Pero la entropía tiende a aumentar: a pesar de nuestros esfuerzos, es casi seguro que con el tiempo el entorno en el que vivimos se volverá más complejo. Por eso, es bueno e incluso necesario que nos esforcemos por evolucionar para que, a medida que avance el tiempo, estemos equipados para manejar un mayor grado de complejidad.
Aunque hasta ahora he hablado sobre todo de complejidad social o tecnológica, lo mismo se puede decir de un entorno profesional. Las empresas y los equipos evolucionan. A medida que crecen, probablemente se vuelvan más complejos. Y si crecen muy rápido, la complejidad también puede crecer rápidamente. Reorganizarse, mejorar procesos, y (de nuevo) introducir tecnología pueden ayudar a reducir la velocidad a la que aumenta la complejidad en el entorno profesional, pero en último término los individuos de una organización también tienen la responsabilidad de crecer no sólo para continuar desempeñando su función, sino para manejar un grado creciente de complejidad. Por tanto, es bueno comprender a qué velocidad evoluciona tu entorno profesional y evaluar con honestidad si estás evolucionando a un ritmo más rápido (enhorabuena, puede consigas un ascenso 😉), similar (está bien que hayas podido mantener el ritmo), o más lento (en cuyo caso corres el riesgo de quedarte atrás).
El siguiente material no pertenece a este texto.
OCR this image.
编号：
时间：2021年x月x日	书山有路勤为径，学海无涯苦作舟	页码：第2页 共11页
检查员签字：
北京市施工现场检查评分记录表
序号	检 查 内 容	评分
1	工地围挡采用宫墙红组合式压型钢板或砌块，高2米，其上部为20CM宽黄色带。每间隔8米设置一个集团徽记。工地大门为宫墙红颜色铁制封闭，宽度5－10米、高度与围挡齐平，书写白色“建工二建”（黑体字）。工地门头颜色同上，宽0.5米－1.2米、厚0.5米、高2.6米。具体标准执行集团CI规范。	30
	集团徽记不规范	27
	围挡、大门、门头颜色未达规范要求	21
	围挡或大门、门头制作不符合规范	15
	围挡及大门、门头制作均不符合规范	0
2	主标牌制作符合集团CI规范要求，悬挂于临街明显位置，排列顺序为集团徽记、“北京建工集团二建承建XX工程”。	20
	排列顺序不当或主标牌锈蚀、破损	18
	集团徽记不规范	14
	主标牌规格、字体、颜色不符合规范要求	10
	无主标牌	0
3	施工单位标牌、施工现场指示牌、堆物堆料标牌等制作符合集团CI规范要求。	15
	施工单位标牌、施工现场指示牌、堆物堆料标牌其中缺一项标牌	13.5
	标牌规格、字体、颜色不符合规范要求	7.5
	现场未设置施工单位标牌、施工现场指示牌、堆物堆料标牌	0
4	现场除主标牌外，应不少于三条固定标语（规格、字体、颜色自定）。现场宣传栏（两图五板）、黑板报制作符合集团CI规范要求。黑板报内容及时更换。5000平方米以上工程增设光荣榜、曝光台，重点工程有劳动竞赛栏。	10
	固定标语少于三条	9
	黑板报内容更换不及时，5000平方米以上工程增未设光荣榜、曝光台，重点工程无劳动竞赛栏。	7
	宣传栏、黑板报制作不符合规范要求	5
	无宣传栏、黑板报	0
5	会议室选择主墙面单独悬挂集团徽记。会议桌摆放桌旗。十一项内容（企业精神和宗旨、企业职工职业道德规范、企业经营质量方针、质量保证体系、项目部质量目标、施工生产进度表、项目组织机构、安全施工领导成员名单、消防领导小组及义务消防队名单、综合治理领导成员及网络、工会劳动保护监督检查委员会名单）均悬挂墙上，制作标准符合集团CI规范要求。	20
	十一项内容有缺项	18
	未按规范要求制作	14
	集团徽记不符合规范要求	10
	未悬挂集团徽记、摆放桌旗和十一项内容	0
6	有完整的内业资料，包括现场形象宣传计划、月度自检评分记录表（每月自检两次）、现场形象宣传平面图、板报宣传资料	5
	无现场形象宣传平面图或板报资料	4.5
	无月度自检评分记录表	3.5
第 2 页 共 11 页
Medir tu velocidad respecto a la de tu entorno es también relevante para las empresas. Obviamente, si avanzas más lento que la competencia, tu negocio está en riesgo. Pero, de manera más general, también debes medir la velocidad a la que cambias respecto a otras partes como proveedores o clientes. Por ejemplo, si evolucionas a un ritmo drásticamente diferente al de tus proveedores (demasiado lento o demasiado rápido), existe el riesgo de que tus objetivos comerciales eventualmente no se alineen con los suyos, y, os volváis menos relevantes el uno para con el otro. ¿A quién le corresponde adaptarse al otro, y cómo ayudarse mutuamente a “ponerse al día” cuando uno de los dos se está quedando atrás? Depende del contexto específico. Lo mismo se podría decir de los una empresa y sus clientes: grandes productos han fracasado simplemente porque el momento en que se lanzaron no era el adecuado y la empresa había avanzado demasiado rápido (o demasiado lento) respecto a sus clientes.
¿Estás evolucionando a la misma velocidad que tu entorno? Y si te estás quedando atrás, ¿qué acciones debes tomar o qué habilidades debes desarrollar para reducir esa- brecha?